Qualitative Research Cafe

A taste of interpretive and critical approaches to research.

Archive for September, 2007


Virtual Ethnography

The increased use of virtual space as a cultural site for communication and social interaction opens a new space for social inquiry. The latest issue of the Forum: Qualitative Social Inquiry is devoted to this topic.

This peer reviewed journal is completely online and is truly international in its scope, indeed articles are available in several languages. You can subscribe to the journal and will get an email when each issue is published.

Ethnographic Case Studies

Here are links to the five elementary and middle school ethnographies that focus on the impact of state mandated testing on teaching and learning. In each case, one researcher spent a year doing participant observation with the team of 3 or 4 researchers involved in teacher, parent and administrator interviews.


Creating a Culture of Preparedness: One Suburban School’s Experiences with High-Stakes Testing

Make It a Great Day or Not. The Choice is Yours: Teaching & Learning Amidst Low Test Scores in an Urban Middle School

Hemlock’s Stand: One Urban Elementary School’s Efforts to Raise Test Scores

Doing the Best on the Tests: A Suburban Elementary School’s Response to High Stakes Test

Finding a Path In A High Stakes Environment: One City Elementary School’s Experience with State Standards & Testing

Everyone Has an Epistemological Project

Here is one of the Shepard Fairey statements currently cropping up around Vancouver (unfortunately the masterful superimposing of obey the giant over the MacDonalds billboard was gone by the time I got back to take a picture). I would describe his work as phenomenological as the appearance of obey in unlikely places challenges the taken for granted with an emphasis on disrupting images of capitalism, globalism and neo-liberalism. In this picture there is a blank billboard, but the juxtoposition with the Pattison sign is enough in and of itself.

shepard-fairey.jpg

Essence of Grounded Theory

Here is a nifty little graphic that illustrates the fundamental idea in grounded theory. I don’t remember where this comes from, so my thanks to whomever created this.

grounded-theory.gif

A Very Crude & Brief Overview of Some Major Methodologies

crude overview of research methodologies

Marxism, dialectics, and critical social science

An excellent resource to explore Marxist perspectives is Bertell Ollman’s website. Lots of his publications can be found that, as well as links, and his scholarship is engaging and high quality. You will see a link to his book Dance of the Dialectics ~ the dance steps are below. So, when you need a refresher on dialectical thinking get up out of your chair, do the dance of the dialectics and then get on with your intellectual project.
Dance of the Dialectics

For a more general treatment of what it means to do critical social science, take a look at Brian Fay’s Critical Social Science. This book may be out of print but can easily be found in the library or through booksellers.

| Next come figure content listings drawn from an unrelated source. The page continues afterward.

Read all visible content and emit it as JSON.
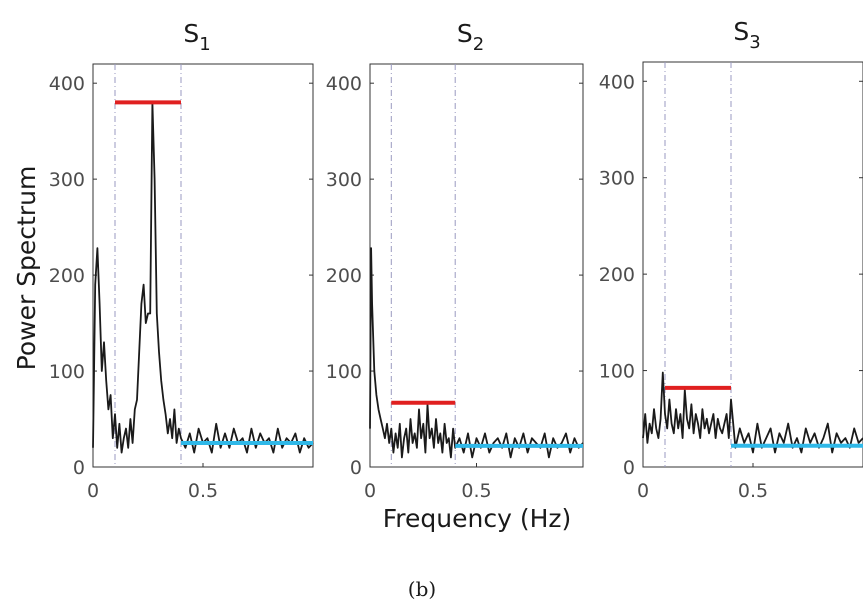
{
  "figure": {
    "ylabel": "Power Spectrum",
    "xlabel": "Frequency (Hz)",
    "caption": "(b)"
  },
  "colors": {
    "spectrum": "#1a1a1a",
    "lf_band": "#e02020",
    "hf_band": "#2fb8e8",
    "band_divider": "#9a9ac0",
    "axes": "#333333"
  },
  "chart_data": [
    {
      "type": "line",
      "title": "S",
      "title_subscript": "1",
      "xlim": [
        0,
        1.0
      ],
      "ylim": [
        0,
        420
      ],
      "xticks": [
        0,
        0.5
      ],
      "xticklabels": [
        "0",
        "0.5"
      ],
      "yticks": [
        0,
        100,
        200,
        300,
        400
      ],
      "yticklabels": [
        "0",
        "100",
        "200",
        "300",
        "400"
      ],
      "band_dividers": [
        0.1,
        0.4
      ],
      "lf_band": {
        "x": [
          0.1,
          0.4
        ],
        "y": 380
      },
      "hf_band": {
        "x": [
          0.4,
          1.0
        ],
        "y": 25
      },
      "spectrum": {
        "x": [
          0.0,
          0.01,
          0.02,
          0.03,
          0.04,
          0.05,
          0.06,
          0.07,
          0.08,
          0.09,
          0.1,
          0.11,
          0.12,
          0.13,
          0.14,
          0.15,
          0.16,
          0.17,
          0.18,
          0.19,
          0.2,
          0.21,
          0.22,
          0.23,
          0.24,
          0.25,
          0.26,
          0.27,
          0.28,
          0.29,
          0.3,
          0.31,
          0.32,
          0.33,
          0.34,
          0.35,
          0.36,
          0.37,
          0.38,
          0.39,
          0.4,
          0.42,
          0.44,
          0.46,
          0.48,
          0.5,
          0.52,
          0.54,
          0.56,
          0.58,
          0.6,
          0.62,
          0.64,
          0.66,
          0.68,
          0.7,
          0.72,
          0.74,
          0.76,
          0.78,
          0.8,
          0.82,
          0.84,
          0.86,
          0.88,
          0.9,
          0.92,
          0.94,
          0.96,
          0.98,
          1.0
        ],
        "y": [
          20,
          190,
          228,
          170,
          100,
          130,
          90,
          60,
          75,
          30,
          55,
          20,
          45,
          15,
          30,
          40,
          20,
          50,
          25,
          60,
          70,
          120,
          170,
          190,
          150,
          160,
          160,
          380,
          300,
          160,
          120,
          90,
          70,
          55,
          35,
          50,
          30,
          60,
          25,
          40,
          30,
          20,
          35,
          15,
          40,
          25,
          30,
          15,
          45,
          20,
          35,
          20,
          40,
          25,
          30,
          15,
          40,
          20,
          35,
          25,
          30,
          15,
          40,
          20,
          30,
          25,
          35,
          15,
          30,
          20,
          25
        ]
      }
    },
    {
      "type": "line",
      "title": "S",
      "title_subscript": "2",
      "xlim": [
        0,
        1.0
      ],
      "ylim": [
        0,
        420
      ],
      "xticks": [
        0,
        0.5
      ],
      "xticklabels": [
        "0",
        "0.5"
      ],
      "yticks": [
        0,
        100,
        200,
        300,
        400
      ],
      "yticklabels": [
        "0",
        "100",
        "200",
        "300",
        "400"
      ],
      "band_dividers": [
        0.1,
        0.4
      ],
      "lf_band": {
        "x": [
          0.1,
          0.4
        ],
        "y": 67
      },
      "hf_band": {
        "x": [
          0.4,
          1.0
        ],
        "y": 22
      },
      "spectrum": {
        "x": [
          0.0,
          0.005,
          0.01,
          0.02,
          0.03,
          0.04,
          0.05,
          0.06,
          0.07,
          0.08,
          0.09,
          0.1,
          0.11,
          0.12,
          0.13,
          0.14,
          0.15,
          0.16,
          0.17,
          0.18,
          0.19,
          0.2,
          0.21,
          0.22,
          0.23,
          0.24,
          0.25,
          0.26,
          0.27,
          0.28,
          0.29,
          0.3,
          0.31,
          0.32,
          0.33,
          0.34,
          0.35,
          0.36,
          0.37,
          0.38,
          0.39,
          0.4,
          0.42,
          0.44,
          0.46,
          0.48,
          0.5,
          0.52,
          0.54,
          0.56,
          0.58,
          0.6,
          0.62,
          0.64,
          0.66,
          0.68,
          0.7,
          0.72,
          0.74,
          0.76,
          0.78,
          0.8,
          0.82,
          0.84,
          0.86,
          0.88,
          0.9,
          0.92,
          0.94,
          0.96,
          0.98,
          1.0
        ],
        "y": [
          40,
          228,
          170,
          100,
          75,
          60,
          50,
          40,
          30,
          45,
          25,
          40,
          15,
          35,
          20,
          45,
          10,
          30,
          40,
          15,
          50,
          25,
          35,
          20,
          60,
          30,
          45,
          15,
          65,
          30,
          40,
          20,
          50,
          25,
          35,
          15,
          45,
          25,
          30,
          10,
          40,
          20,
          30,
          15,
          35,
          10,
          30,
          20,
          35,
          15,
          25,
          30,
          20,
          35,
          10,
          30,
          20,
          35,
          15,
          30,
          25,
          20,
          35,
          10,
          30,
          20,
          25,
          35,
          15,
          30,
          20,
          25
        ]
      }
    },
    {
      "type": "line",
      "title": "S",
      "title_subscript": "3",
      "xlim": [
        0,
        1.0
      ],
      "ylim": [
        0,
        420
      ],
      "xticks": [
        0,
        0.5
      ],
      "xticklabels": [
        "0",
        "0.5"
      ],
      "yticks": [
        0,
        100,
        200,
        300,
        400
      ],
      "yticklabels": [
        "0",
        "100",
        "200",
        "300",
        "400"
      ],
      "band_dividers": [
        0.1,
        0.4
      ],
      "lf_band": {
        "x": [
          0.1,
          0.4
        ],
        "y": 82
      },
      "hf_band": {
        "x": [
          0.4,
          1.0
        ],
        "y": 22
      },
      "spectrum": {
        "x": [
          0.0,
          0.01,
          0.02,
          0.03,
          0.04,
          0.05,
          0.06,
          0.07,
          0.08,
          0.09,
          0.1,
          0.11,
          0.12,
          0.13,
          0.14,
          0.15,
          0.16,
          0.17,
          0.18,
          0.19,
          0.2,
          0.21,
          0.22,
          0.23,
          0.24,
          0.25,
          0.26,
          0.27,
          0.28,
          0.29,
          0.3,
          0.31,
          0.32,
          0.33,
          0.34,
          0.35,
          0.36,
          0.37,
          0.38,
          0.39,
          0.4,
          0.42,
          0.44,
          0.46,
          0.48,
          0.5,
          0.52,
          0.54,
          0.56,
          0.58,
          0.6,
          0.62,
          0.64,
          0.66,
          0.68,
          0.7,
          0.72,
          0.74,
          0.76,
          0.78,
          0.8,
          0.82,
          0.84,
          0.86,
          0.88,
          0.9,
          0.92,
          0.94,
          0.96,
          0.98,
          1.0
        ],
        "y": [
          30,
          55,
          25,
          45,
          35,
          60,
          40,
          30,
          50,
          98,
          55,
          40,
          70,
          45,
          35,
          60,
          40,
          55,
          30,
          80,
          50,
          40,
          65,
          35,
          55,
          45,
          30,
          60,
          40,
          50,
          35,
          45,
          55,
          30,
          50,
          40,
          35,
          45,
          55,
          30,
          70,
          20,
          40,
          25,
          35,
          15,
          45,
          20,
          30,
          40,
          15,
          35,
          25,
          45,
          20,
          30,
          15,
          40,
          25,
          35,
          20,
          30,
          45,
          15,
          35,
          25,
          30,
          20,
          40,
          25,
          30
        ]
      }
    }
  ]
}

Modern Philosophy from the Time of Kant

A little detailed but worth taking a look at, especially to see that the various philosophical traditions that underlie contemporary educational inquiry developed across about the same historical time frame. Too often positivism, interpretivism and critical approaches to inquiry are presented as if their were an evolution from one to the next. Each of these traditions has evolved over the past two hundred plus years and although the ideas of Comte, Husserl, and Marx live on in our contemporary orientations to inquiry their ideas are not static and we continually reinterpret them in the present.
Modern Philosophy

What is the difference between constructivism and constructionism?

You will note in the Crotty readings that his emphasis is on constructionism, what he at times calls social constructionism (or sometimes social constructivism). While it may seem at first reading this is all about different words for the same or different things, these are indeed critical differences that matter. Constructivism, especially social constructivism, is the epistemological foundation for interpretative and critical research perspectives. Davis & Sumara in this article that refers more to teaching than research, is nonetheless excellent on these distinctions. Knowing whether you adopt a subject-centred constructivist epistemology or a subject object interdependent constructionist epistemology is an important step in finding a research orientation that is sensible.

Data Analysis Software

If you gave a 30 item survey to 1000 people would you analyze the results by hand or in your head? Probably not. The amount of data from an interpretive study will be just as voluminous and using computer assisted data analysis can make the analysis more systematic and frankly easier. There are a number of programs available, most are sold by Scolari and which one you use is at least partly a matter of personal choice.

In addition, the system you work on will matter. I am a Mac user and use HyperResearch. Other popular software packages, especially for those still stuck in the Windows world are atlas.ti and NVivo.